3.3. Confidence Intervals for Individual Parcel Predictions

The probabilities of the predicted category in the validation data sets were assessed as given in Equation (8). The 95% confidence intervals of the predicted probabilities were calculated using Equation (10) and the Sentinel-1 data sets from the period 1 June–12 August, that is, in total 14 scenes. Basic statistics of the widths of the confidence intervals by the parcel area thresholds are shown in Table 7. The median and mean of the intervals with a threshold of two hectares, e.g., are about 9% points. Figure 9 shows statistics of the widths of predictions intervals by the species groups for the parcels in the validation data set together with the outliers. The statistics are the median, 25% and 75% percentiles and 1.5 times the interquartile range.

The averages of the widths of 95% confidence intervals of the predicted probabilities by the area classes (ha) and species group predictions are shown in Table 8 and the number of the parcels using the same grouping in Table 9. The average width of the interval is smaller than 10% points in most cases.

4. Discussions

Each study concerning crop species prediction with multi-temporal SAR data has some unique features, including the classification approach, number, and specificity of crop species used, as well as the SAR data used. This generally complicates comparison, as no baseline mapping approach is established, often requiring testing with several approaches within each study, e.g., [30]. Other factors affecting the possible accuracy levels in mapping are the structure of the crop species, that is, whether only crop species are predicted or also root vegetables.

In this study, different types of species groups were predicted with high accuracy. Uncertainty levels of the prediction were also assessed. Achieved accuracy levels compare favourably to prior recent studies particularly with multitemporal Sentinel-1 data [21,23,30]. Here, OA was either at same level or higher, especially when using the parcel size threshold of four hectares. Importantly, the number of crops was considerably higher, indicating a potential for further development of an operational crop mapping method.

The overall accuracy (OA) with the ik-NN method varied depending on the number of species included in the classification, and whether all field parcels were included, or an area threshold for the field parcels was employed. The later one exhibits the dependence of OA on the size of the area threshold. The OAs have been calculated here using the observation as the weight, that is, each field parcel had the same weight. The area weighted OAs had been larger because the crop species were predicted more accurately for the larger field parcels than for the small field parcels.
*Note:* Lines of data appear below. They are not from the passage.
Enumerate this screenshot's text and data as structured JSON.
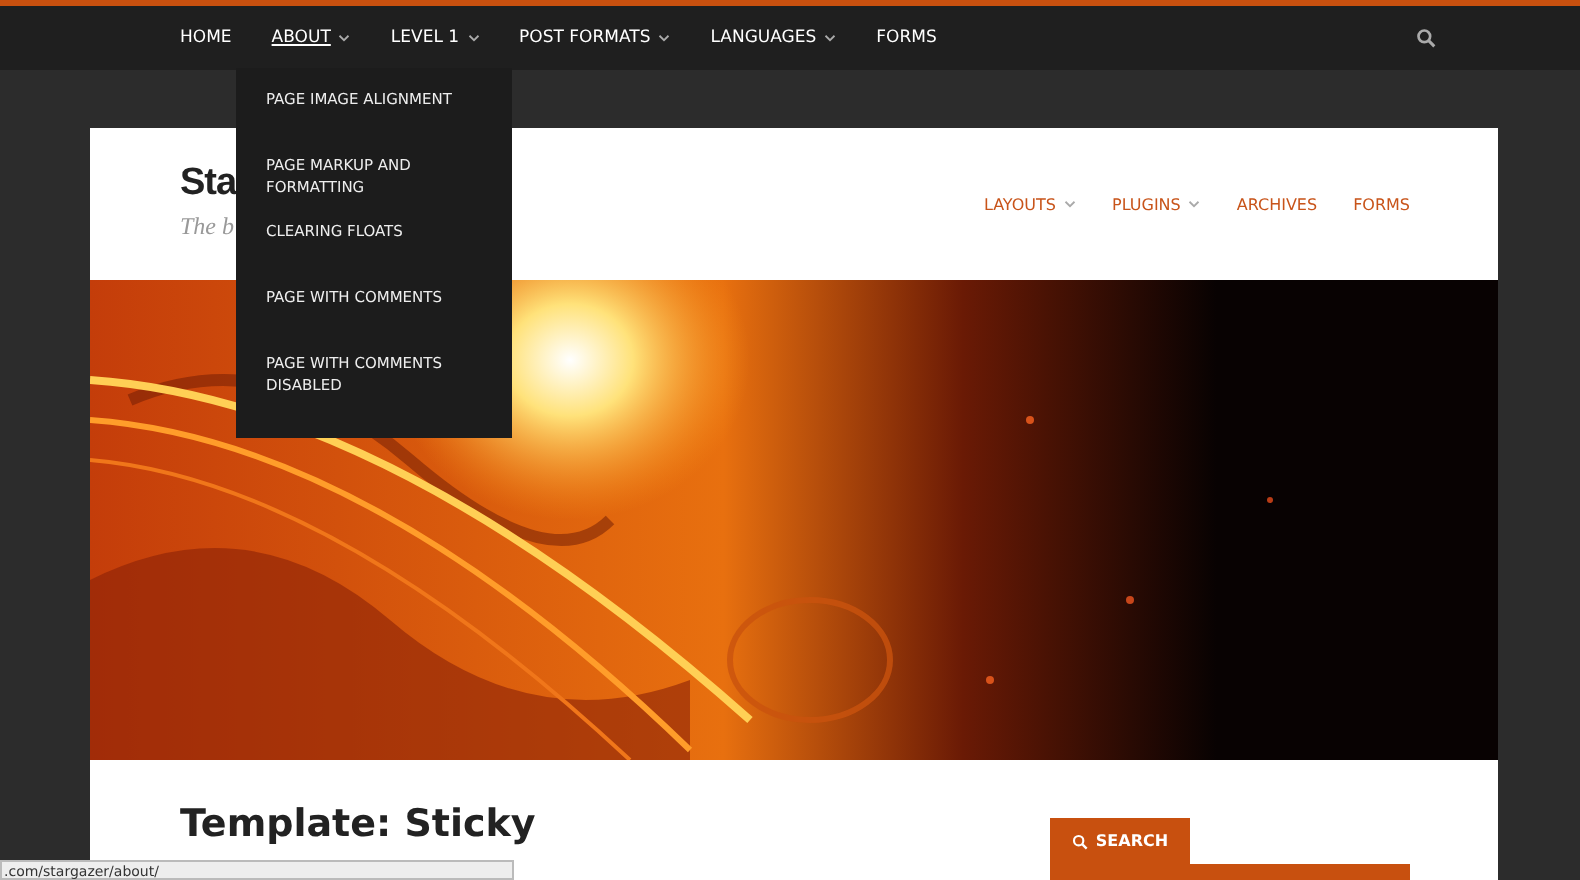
{
  "top_nav": {
    "items": [
      {
        "label": "HOME",
        "submenu": false,
        "selected": false
      },
      {
        "label": "ABOUT",
        "submenu": true,
        "selected": true
      },
      {
        "label": "LEVEL 1",
        "submenu": true,
        "selected": false
      },
      {
        "label": "POST FORMATS",
        "submenu": true,
        "selected": false
      },
      {
        "label": "LANGUAGES",
        "submenu": true,
        "selected": false
      },
      {
        "label": "FORMS",
        "submenu": false,
        "selected": false
      }
    ]
  },
  "dropdown": {
    "items": [
      "PAGE IMAGE ALIGNMENT",
      "PAGE MARKUP AND FORMATTING",
      "CLEARING FLOATS",
      "PAGE WITH COMMENTS",
      "PAGE WITH COMMENTS DISABLED"
    ]
  },
  "site": {
    "title": "Sta",
    "tagline": "The b"
  },
  "site_nav": {
    "items": [
      {
        "label": "LAYOUTS",
        "submenu": true
      },
      {
        "label": "PLUGINS",
        "submenu": true
      },
      {
        "label": "ARCHIVES",
        "submenu": false
      },
      {
        "label": "FORMS",
        "submenu": false
      }
    ]
  },
  "post": {
    "title": "Template: Sticky"
  },
  "sidebar": {
    "search_label": "SEARCH"
  },
  "status_bar": {
    "url": ".com/stargazer/about/"
  }
}
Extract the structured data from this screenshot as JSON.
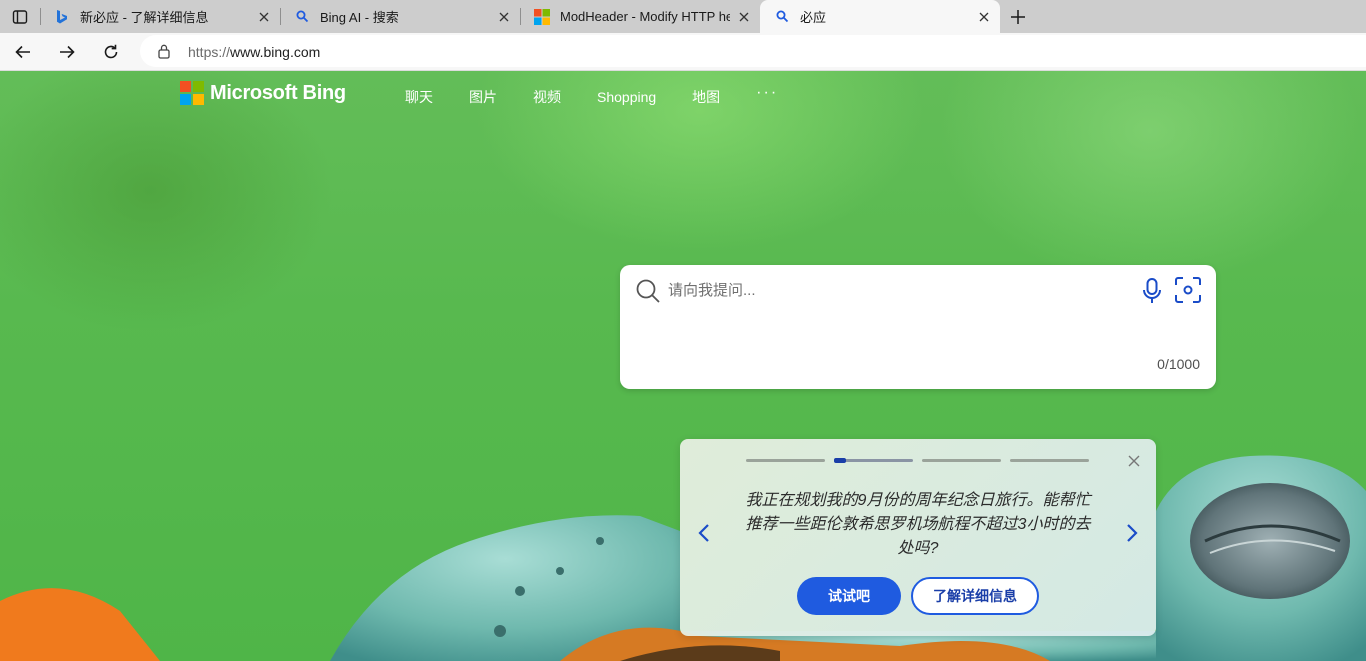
{
  "browser": {
    "tabs": [
      {
        "title": "新必应 - 了解详细信息",
        "icon": "bing-b-icon",
        "active": false
      },
      {
        "title": "Bing AI - 搜索",
        "icon": "search-icon",
        "active": false
      },
      {
        "title": "ModHeader - Modify HTTP headers",
        "icon": "microsoft-logo-icon",
        "active": false
      },
      {
        "title": "必应",
        "icon": "search-icon",
        "active": true
      }
    ],
    "address": {
      "scheme": "https://",
      "host": "www.bing.com"
    }
  },
  "page": {
    "brand": "Microsoft Bing",
    "nav": [
      {
        "label": "聊天"
      },
      {
        "label": "图片"
      },
      {
        "label": "视频"
      },
      {
        "label": "Shopping"
      },
      {
        "label": "地图"
      }
    ],
    "more_label": "···",
    "search": {
      "placeholder": "请向我提问...",
      "counter": "0/1000"
    },
    "suggestion": {
      "prompt": "我正在规划我的9月份的周年纪念日旅行。能帮忙推荐一些距伦敦希思罗机场航程不超过3小时的去处吗?",
      "try_label": "试试吧",
      "learn_label": "了解详细信息",
      "step_count": 4,
      "active_step": 2
    }
  },
  "colors": {
    "accent": "#1f5be0",
    "ms_red": "#f25022",
    "ms_green": "#7fba00",
    "ms_blue": "#00a4ef",
    "ms_yellow": "#ffb900"
  }
}
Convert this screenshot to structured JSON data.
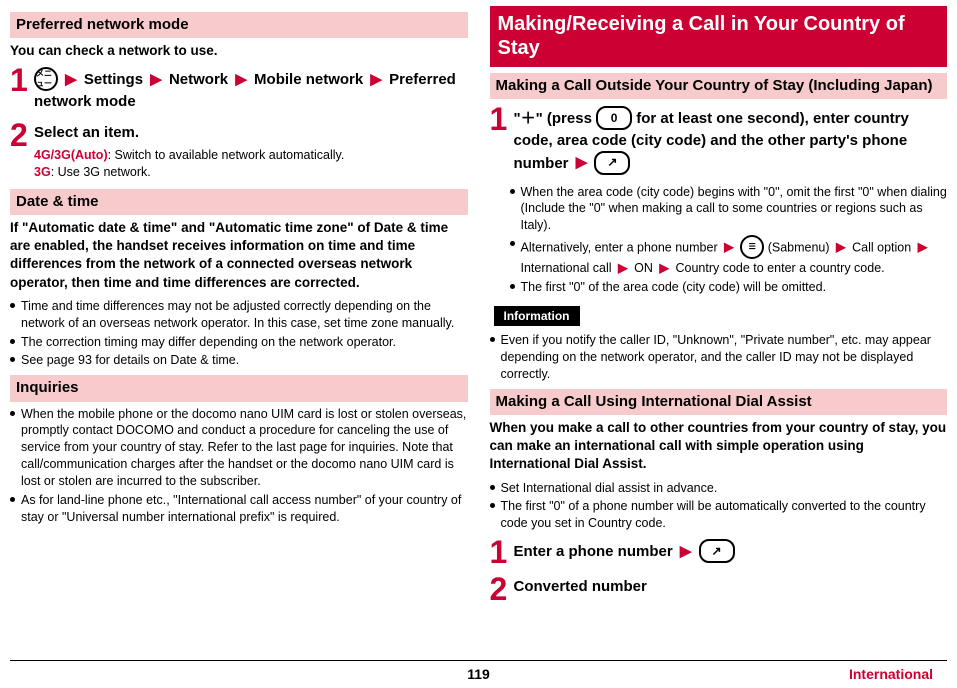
{
  "left": {
    "preferred_mode": {
      "title": "Preferred network mode",
      "lead": "You can check a network to use.",
      "step1_icon": "メニュー",
      "nav1": "Settings",
      "nav2": "Network",
      "nav3": "Mobile network",
      "nav4": "Preferred network mode",
      "step2_title": "Select an item.",
      "opt1_label": "4G/3G(Auto)",
      "opt1_desc": ": Switch to available network automatically.",
      "opt2_label": "3G",
      "opt2_desc": ": Use 3G network."
    },
    "date_time": {
      "title": "Date & time",
      "lead": "If \"Automatic date & time\" and \"Automatic time zone\" of Date & time are enabled, the handset receives information on time and time differences from the network of a connected overseas network operator, then time and time differences are corrected.",
      "b1": "Time and time differences may not be adjusted correctly depending on the network of an overseas network operator. In this case, set time zone manually.",
      "b2": "The correction timing may differ depending on the network operator.",
      "b3": "See page 93 for details on Date & time."
    },
    "inquiries": {
      "title": "Inquiries",
      "b1": "When the mobile phone or the docomo nano UIM card is lost or stolen overseas, promptly contact DOCOMO and conduct a procedure for canceling the use of service from your country of stay. Refer to the last page for inquiries. Note that call/communication charges after the handset or the docomo nano UIM card is lost or stolen are incurred to the subscriber.",
      "b2": "As for land-line phone etc., \"International call access number\" of your country of stay or \"Universal number international prefix\" is required."
    }
  },
  "right": {
    "main_title": "Making/Receiving a Call in Your Country of Stay",
    "outside": {
      "title": "Making a Call Outside Your Country of Stay (Including Japan)",
      "step1_a": "\"＋\" (press",
      "step1_key": "0",
      "step1_b": "for at least one second), enter country code, area code (city code) and the other party's phone number",
      "call_icon": "↗",
      "b1": "When the area code (city code) begins with \"0\", omit the first \"0\" when dialing (Include the \"0\" when making a call to some countries or regions such as Italy).",
      "b2a": "Alternatively, enter a phone number",
      "b2_submenu_icon": "☰",
      "b2_submenu": "(Sabmenu)",
      "b2b": "Call option",
      "b2c": "International call",
      "b2d": "ON",
      "b2e": "Country code to enter a country code.",
      "b3": "The first \"0\" of the area code (city code) will be omitted.",
      "info_tag": "Information",
      "info_b1": "Even if you notify the caller ID, \"Unknown\", \"Private number\", etc. may appear depending on the network operator, and the caller ID may not be displayed correctly."
    },
    "dial_assist": {
      "title": "Making a Call Using International Dial Assist",
      "lead": "When you make a call to other countries from your country of stay, you can make an international call with simple operation using International Dial Assist.",
      "b1": "Set International dial assist in advance.",
      "b2": "The first \"0\" of a phone number will be automatically converted to the country code you set in Country code.",
      "step1": "Enter a phone number",
      "step2": "Converted number"
    }
  },
  "footer": {
    "page": "119",
    "section": "International"
  }
}
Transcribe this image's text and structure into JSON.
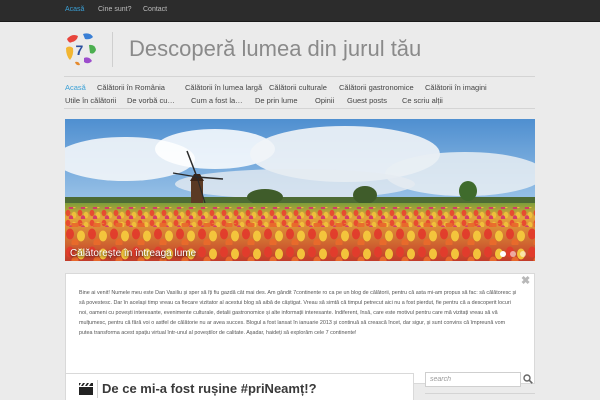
{
  "topbar": {
    "links": [
      "Acasă",
      "Cine sunt?",
      "Contact"
    ]
  },
  "header": {
    "title": "Descoperă lumea din jurul tău",
    "logo_number": "7"
  },
  "nav": {
    "row1": [
      "Acasă",
      "Călătorii în România",
      "Călătorii în lumea largă",
      "Călătorii culturale",
      "Călătorii gastronomice",
      "Călătorii în imagini"
    ],
    "row2": [
      "Utile în călătorii",
      "De vorbă cu…",
      "Cum a fost la…",
      "De prin lume",
      "Opinii",
      "Guest posts",
      "Ce scriu alții"
    ]
  },
  "slider": {
    "caption": "Călătorește în întreaga lume",
    "slide_count": 3,
    "active_slide": 1
  },
  "intro": {
    "text": "Bine ai venit! Numele meu este Dan Vasiliu și sper să îți fiu gazdă cât mai des. Am gândit 7continente ro ca pe un blog de călătorii, pentru că asta mi-am propus să fac: să călătoresc și să povestesc. Dar în același timp vreau ca fiecare vizitator al acestui blog să aibă de câștigat. Vreau să simtă că timpul petrecut aici nu a fost pierdut, fie pentru că a descoperit locuri noi, oameni cu povești interesante, evenimente culturale, detalii gastronomice și alte informații interesante. Indiferent, însă, care este motivul pentru care mă vizitați vreau să vă mulțumesc, pentru că fără voi o astfel de călătorie nu ar avea succes. Blogul a fost lansat în ianuarie 2013 și continuă să crească încet, dar sigur, și sunt convins că împreună vom putea transforma acest spațiu virtual într-unul al poveștilor de calitate. Așadar, haideți să explorăm cele 7 continente!",
    "close_symbol": "✖"
  },
  "post": {
    "title": "De ce mi-a fost rușine #priNeamț!?",
    "icon": "clapperboard-icon"
  },
  "search": {
    "placeholder": "search",
    "icon": "search-icon"
  },
  "colors": {
    "accent": "#3aa0d6",
    "topbar": "#2c2c2c",
    "background": "#ebebeb"
  }
}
Some tests with a very high number of the species groups showed also a great OA. The OA was at a level of 82% with 41 species and with an area threshold of 0.5 hectares. However, the results with 41 species groups are dominated by a few species with large areas explaining an unexpected large OA.

The uncertainty assessments of the predicted crop species also gave promising results. The certainty was over 90% in most cases when using 95% confidence intervals (Table 7 and Table 8, see also Figure 7). The prediction uncertainty is largest in the rare species groups, such as 2, 4, and 7 (Broad bean Vicia faba, Spring Oilseed Rape and 7 = Winter wheat, Winter barley) as can be expected. Overall, the species can be predicted relatively accurately in most cases, even compared to the earlier studies.

Importantly, while SAR time series have been used recently, the analyses of the effect of the precise acquisition time of the SAR data in crop species predictions has been studied less. The scenes from the late growing season had the greatest explanatory power in predicting the crop species (Figure 4 and Figure 5). The analyses separately with the VV and VH polarizations and with one Sentinel-1 scene only revealed the same thing; in addition to that, the VV polarization gave greater OAs than VH polarization in the later part of the growing season (Figure 8).

Establishing the number of Sentinel-1 scenes and the timing of SAR data that it takes to achieve acceptable overall accuracy can have important effects on operational LPIS. The time period from which the Sentinel-1 scenes or other SAR data are needed depends naturally on the progress of the growing season and thus the latitude and other growing factors. The data acquisition period must be adapted to the local conditions. The proposed method to estimate the confidence intervals of the probabilities of the predicted species group is also new to the best of our knowledge.

5. Conclusions

The study demonstrated a strong potential of C-band Sentinel-1 time series in consistent monitoring crop cultivation and in distinguishing crop species with high levels of accuracy. The improved k-NN method, ik-NN, in which the feature weights are optimized using a genetic algorithm, gave somewhat higher overall accuracies with all the data sets tested than multinomial logistic regression analysis. It was also competitive compared to several prior studies keeping in mind larger number of crops, especially when larger parcels are considered in the prediction accuracy assessment.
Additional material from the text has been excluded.